In
"Efficiency
and Completion Time," I discussed how the amount of time it
takes to complete a generic task typically takes longer than the
minimum possible time. I've since explored
the math behind that observation, and how it might vary across
the world's population using insights described in "Changing
People."
It
turns out that what I called the "efficiency" of performing
a task is equivalent to what we commonly know as a compounding
interest rate on a credit card we're not paying off, where we are exponentially depleting the remaining
amount of the task. If efficiency varies randomly from zero to one
across the population, then the 68% of people in the central bulge of
the bell curve will have efficiencies between about 0.4 and 0.6. That
is, a typical person will accomplish between 40% and 60% of the
remaining part of a task during a period of time that is the best
case for accomplishing the entire task, which includes preparation
and perfect luck. Very skilled people working on state-of-the-art
projects, in my experience, are at the high end of "typical"
efficiency, which is at the low end of the top 16% of the population
that includes only one person who can achieve the task in the
best-case time.
Realistically
there is a limit to luck, which based on my testing experience is
around 95%. This means that multiple attempts at a task are unlikely
to all achieve more than 95% of it. Typical people take about 3 to 6
times as long as the best case to complete 95% of a task. Only 47
people on our whole planet could accomplish 95% of a task in the
best-case time or less (notably, at the beginning of civilization
this number was ten – at least two breeding couples – with this
efficiency).
Of
course, tasks are extremely variable, which would seem to make these
kinds of comparisons meaningless.
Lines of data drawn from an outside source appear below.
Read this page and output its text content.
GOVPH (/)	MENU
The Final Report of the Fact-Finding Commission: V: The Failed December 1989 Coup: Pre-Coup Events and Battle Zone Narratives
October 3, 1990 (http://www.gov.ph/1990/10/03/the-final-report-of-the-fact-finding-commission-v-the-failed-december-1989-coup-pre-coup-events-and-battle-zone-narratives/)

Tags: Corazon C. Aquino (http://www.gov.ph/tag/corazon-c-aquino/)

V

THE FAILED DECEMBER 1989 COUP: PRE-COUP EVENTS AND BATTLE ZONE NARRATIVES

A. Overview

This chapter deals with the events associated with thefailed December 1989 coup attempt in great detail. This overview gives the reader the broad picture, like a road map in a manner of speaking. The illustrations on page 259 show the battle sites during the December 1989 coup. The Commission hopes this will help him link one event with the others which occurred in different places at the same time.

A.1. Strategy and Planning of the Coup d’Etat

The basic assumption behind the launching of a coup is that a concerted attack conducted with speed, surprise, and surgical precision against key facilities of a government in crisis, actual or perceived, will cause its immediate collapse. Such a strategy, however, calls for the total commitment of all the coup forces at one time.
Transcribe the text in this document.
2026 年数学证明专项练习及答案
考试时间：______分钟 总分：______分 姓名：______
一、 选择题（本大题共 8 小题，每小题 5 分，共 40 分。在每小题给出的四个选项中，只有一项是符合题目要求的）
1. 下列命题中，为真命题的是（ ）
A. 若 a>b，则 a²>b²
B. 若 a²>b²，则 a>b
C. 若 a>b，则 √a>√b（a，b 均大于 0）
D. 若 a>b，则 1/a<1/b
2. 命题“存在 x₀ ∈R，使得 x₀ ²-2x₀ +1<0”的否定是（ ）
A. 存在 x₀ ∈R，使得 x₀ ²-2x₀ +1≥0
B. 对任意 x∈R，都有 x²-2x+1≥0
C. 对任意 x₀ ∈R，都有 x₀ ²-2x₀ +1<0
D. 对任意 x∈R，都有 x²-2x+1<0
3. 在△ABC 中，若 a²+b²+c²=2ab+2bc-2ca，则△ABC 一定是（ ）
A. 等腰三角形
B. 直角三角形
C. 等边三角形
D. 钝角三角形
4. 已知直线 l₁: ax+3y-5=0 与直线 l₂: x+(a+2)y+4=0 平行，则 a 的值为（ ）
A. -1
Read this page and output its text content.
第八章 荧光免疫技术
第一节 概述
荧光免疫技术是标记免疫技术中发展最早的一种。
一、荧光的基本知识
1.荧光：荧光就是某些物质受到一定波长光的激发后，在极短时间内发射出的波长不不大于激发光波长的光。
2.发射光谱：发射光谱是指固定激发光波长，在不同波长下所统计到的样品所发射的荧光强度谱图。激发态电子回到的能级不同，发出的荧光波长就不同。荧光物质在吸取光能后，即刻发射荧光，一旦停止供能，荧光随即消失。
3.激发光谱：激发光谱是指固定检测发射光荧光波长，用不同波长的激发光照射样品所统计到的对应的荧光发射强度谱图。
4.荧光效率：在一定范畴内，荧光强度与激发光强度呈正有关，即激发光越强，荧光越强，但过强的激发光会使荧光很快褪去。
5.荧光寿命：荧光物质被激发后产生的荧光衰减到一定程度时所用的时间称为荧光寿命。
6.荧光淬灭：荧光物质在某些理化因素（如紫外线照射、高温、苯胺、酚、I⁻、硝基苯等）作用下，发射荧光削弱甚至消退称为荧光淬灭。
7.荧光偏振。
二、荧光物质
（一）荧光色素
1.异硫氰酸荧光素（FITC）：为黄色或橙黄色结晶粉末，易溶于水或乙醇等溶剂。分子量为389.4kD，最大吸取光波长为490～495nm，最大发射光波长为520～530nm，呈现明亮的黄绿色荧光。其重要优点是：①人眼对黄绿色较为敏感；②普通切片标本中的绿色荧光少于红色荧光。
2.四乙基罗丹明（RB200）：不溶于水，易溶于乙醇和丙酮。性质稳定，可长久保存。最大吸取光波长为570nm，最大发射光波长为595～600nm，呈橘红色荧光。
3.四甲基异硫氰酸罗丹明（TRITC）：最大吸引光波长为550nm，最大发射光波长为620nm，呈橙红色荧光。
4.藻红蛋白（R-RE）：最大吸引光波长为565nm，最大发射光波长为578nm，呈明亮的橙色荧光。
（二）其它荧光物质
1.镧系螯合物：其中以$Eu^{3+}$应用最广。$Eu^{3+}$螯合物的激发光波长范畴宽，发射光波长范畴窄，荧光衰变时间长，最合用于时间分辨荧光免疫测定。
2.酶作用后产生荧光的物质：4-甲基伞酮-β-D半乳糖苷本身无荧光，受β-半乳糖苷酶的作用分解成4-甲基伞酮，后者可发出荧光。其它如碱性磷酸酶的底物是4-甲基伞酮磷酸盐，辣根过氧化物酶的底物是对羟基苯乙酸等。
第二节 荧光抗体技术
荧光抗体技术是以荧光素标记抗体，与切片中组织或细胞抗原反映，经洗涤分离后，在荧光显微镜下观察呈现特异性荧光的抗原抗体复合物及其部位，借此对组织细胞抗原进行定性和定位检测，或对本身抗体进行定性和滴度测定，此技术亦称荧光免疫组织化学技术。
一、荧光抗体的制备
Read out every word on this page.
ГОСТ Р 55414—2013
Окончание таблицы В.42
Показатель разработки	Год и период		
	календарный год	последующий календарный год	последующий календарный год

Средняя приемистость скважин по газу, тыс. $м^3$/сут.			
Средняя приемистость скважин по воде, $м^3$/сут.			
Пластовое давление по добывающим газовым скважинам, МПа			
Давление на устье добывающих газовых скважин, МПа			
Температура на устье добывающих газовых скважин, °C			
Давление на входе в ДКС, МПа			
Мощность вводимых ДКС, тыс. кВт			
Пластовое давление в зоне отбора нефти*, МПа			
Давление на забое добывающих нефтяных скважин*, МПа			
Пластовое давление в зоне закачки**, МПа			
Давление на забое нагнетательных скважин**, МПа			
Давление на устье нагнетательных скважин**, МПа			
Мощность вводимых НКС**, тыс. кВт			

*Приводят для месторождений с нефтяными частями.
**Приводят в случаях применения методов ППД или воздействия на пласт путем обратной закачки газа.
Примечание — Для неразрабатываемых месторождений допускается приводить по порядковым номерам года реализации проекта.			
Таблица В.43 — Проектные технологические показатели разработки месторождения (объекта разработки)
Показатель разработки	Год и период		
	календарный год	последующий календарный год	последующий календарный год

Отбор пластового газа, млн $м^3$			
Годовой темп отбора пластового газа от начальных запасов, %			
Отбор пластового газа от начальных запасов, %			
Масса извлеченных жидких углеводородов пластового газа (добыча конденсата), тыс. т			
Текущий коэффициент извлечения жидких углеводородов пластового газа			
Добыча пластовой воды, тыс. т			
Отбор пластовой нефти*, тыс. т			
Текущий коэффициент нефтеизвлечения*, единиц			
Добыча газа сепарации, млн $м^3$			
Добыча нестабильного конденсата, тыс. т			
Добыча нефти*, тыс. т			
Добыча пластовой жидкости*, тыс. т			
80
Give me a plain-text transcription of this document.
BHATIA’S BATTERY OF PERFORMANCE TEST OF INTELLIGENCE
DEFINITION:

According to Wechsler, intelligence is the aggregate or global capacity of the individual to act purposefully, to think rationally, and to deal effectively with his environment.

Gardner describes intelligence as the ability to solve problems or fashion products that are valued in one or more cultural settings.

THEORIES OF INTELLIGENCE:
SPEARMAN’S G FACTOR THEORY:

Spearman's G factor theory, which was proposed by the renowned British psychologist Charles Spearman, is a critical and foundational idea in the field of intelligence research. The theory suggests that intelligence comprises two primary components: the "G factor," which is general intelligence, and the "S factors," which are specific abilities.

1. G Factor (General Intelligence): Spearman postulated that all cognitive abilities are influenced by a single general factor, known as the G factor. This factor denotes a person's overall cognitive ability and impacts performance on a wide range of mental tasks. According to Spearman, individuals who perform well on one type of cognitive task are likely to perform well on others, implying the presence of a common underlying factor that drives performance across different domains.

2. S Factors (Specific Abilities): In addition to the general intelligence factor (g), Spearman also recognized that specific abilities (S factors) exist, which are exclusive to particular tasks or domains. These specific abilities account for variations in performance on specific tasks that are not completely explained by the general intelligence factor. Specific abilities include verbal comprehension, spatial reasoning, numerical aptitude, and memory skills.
That variability is, however,
covered by the definition of best-case time, which includes the
influence of such things as technological aids, the education
available to the population, and inherent complexity. Efficiency is
explicitly tied to just what humans can do, which is subject to
finitely limited physical and mental capabilities that influence the
performance of all tasks, so the time to complete a task must be
measured as the time that humans are involved in activities that
support it, which includes education, skill development, and
acquisition of resources.
It
is also important to note that each person may not have the same
efficiency for all tasks: for example, someone with 20% efficiency
for one task may have 80% efficiency for another task; the bell curve
simply represents the number of people who have given
efficiencies. Tasks may also have common aspects that allow people to
have about the same efficiency for multiple tasks, especially those
that enable them to meet their basic needs in a natural environment.
In
this context, our social infrastructure, which includes education,
can be seen as a means of accelerating the effective completion level
of common tasks to a point where further action on specific tasks
takes a reasonable amount of time, especially those that affect the
goals of the society – the most critical being its survival. This
also involves preparing people to cooperate (another common task) so
they can collectively benefit from each other's strengths (high
efficiencies), and offset each other's weaknesses (low efficiencies)
under changing conditions that force adaptation through performance
of modified or additional tasks. With a random distribution of
efficiencies across the world's population, it would take seven times
the best time to prepare 99% of the population to do a common task in
the best time; that factor, and the limit of time available (perhaps
13 hours per day) would determine how many common tasks could be
prepared for.
One
of the most common tasks in human history is our joint effort to
dominate the natural world, which materially translates into
maximizing our consumption of ecological resources (our ecological
footprint). Our achievement of the task on a per-person basis has
accelerated, with the best-case time since the beginning of
civilization shrinking through radical changes from more than 220,000
years to around one year, and the appearance that we may have already
achieved the task around 2011 and are now going backwards.